Lee Eun, An Ying, Kwon Junhee, Kim Keun Il, Jeon Raok
Research Center for Cell Fate Control, College of Pharmacy, Sookmyung Women's University, Cheongpa-ro 47-gil 100, Yongsan-gu, Seoul 04310, Republic of Korea.
Department of Biological Sciences, Sookmyung Women's University, Cheongpa-ro 47-gil 100, Yongsan-gu, Seoul 04310, Republic of Korea.
Bioorg Med Chem. 2017 Jul 15;25(14):3614-3622. doi: 10.1016/j.bmc.2017.04.004. Epub 2017 Apr 6.
A strong relationship between abnormal functions of Aurora kinases and tumorigenesis has been reported for decades. Consequently, Aurora kinases serve as potential targets for anticancer agents. Here, we identified aminobenzothiazole derivatives as novel inhibitors of Aurora B kinase through bioisosteric replacement of the previous inhibitors, aminobenzoxazole derivatives. Most of the urea-linked aminobenzothiazole derivatives showed potent and selective inhibitory activity against Aurora B kinase over Aurora A kinase. Molecular modeling indicated that compound 15g bound well to the active site of Aurora B kinase and formed the essential hydrogen bonds. The potent compounds, 15g and 15k, were selected, and their biological effects were evaluated using HeLa cell lines. It was found that these compounds inhibited the phosphorylation of histone H3 at Ser10 and induced G/M cell cycle arrest. We suggest that the reported compounds have the potential to be further developed as anticancer therapeutics.

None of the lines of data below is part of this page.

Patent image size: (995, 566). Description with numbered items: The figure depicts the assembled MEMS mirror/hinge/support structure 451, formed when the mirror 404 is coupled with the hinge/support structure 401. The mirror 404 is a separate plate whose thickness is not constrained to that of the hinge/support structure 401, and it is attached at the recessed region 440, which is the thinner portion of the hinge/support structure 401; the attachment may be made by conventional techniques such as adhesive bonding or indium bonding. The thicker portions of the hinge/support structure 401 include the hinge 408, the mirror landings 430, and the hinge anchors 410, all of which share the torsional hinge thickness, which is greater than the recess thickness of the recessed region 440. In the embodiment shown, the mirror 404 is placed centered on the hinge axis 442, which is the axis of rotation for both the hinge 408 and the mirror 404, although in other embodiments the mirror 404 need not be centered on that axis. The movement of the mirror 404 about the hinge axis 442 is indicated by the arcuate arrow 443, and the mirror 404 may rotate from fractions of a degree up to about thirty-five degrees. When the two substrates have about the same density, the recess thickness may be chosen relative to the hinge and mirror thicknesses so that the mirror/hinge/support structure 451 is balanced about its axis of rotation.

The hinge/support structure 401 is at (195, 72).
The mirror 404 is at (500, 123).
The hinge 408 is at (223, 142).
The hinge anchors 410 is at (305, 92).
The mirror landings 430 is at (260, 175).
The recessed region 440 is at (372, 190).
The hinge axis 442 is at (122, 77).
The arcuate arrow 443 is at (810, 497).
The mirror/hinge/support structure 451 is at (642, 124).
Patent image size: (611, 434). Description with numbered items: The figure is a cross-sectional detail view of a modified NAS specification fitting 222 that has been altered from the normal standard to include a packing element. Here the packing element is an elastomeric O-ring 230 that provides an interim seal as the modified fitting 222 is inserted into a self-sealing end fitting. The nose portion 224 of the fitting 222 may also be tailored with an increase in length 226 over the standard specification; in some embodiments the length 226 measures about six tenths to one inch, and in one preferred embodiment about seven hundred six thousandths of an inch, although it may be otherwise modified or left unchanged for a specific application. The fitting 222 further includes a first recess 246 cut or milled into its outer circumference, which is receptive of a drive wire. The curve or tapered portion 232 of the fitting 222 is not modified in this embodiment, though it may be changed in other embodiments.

几十年来,已有报道称极光激酶的异常功能与肿瘤发生之间存在密切关系。因此,极光激酶成为抗癌药物的潜在靶点。在此,我们通过对先前的抑制剂氨基苯并恶唑衍生物进行生物电子等排体替换,鉴定出氨基苯并噻唑衍生物为极光B激酶的新型抑制剂。大多数通过脲连接的氨基苯并噻唑衍生物对极光B激酶显示出比极光A激酶更强且更具选择性的抑制活性。分子模拟表明化合物15g与极光B激酶的活性位点结合良好,并形成了关键的氢键。我们选择了强效化合物15g和15k,并使用HeLa细胞系评估了它们的生物学效应。结果发现这些化合物抑制了组蛋白H3在Ser10位点的磷酸化,并诱导了G/M期细胞周期阻滞。我们认为所报道的这些化合物有潜力进一步开发成为抗癌治疗药物。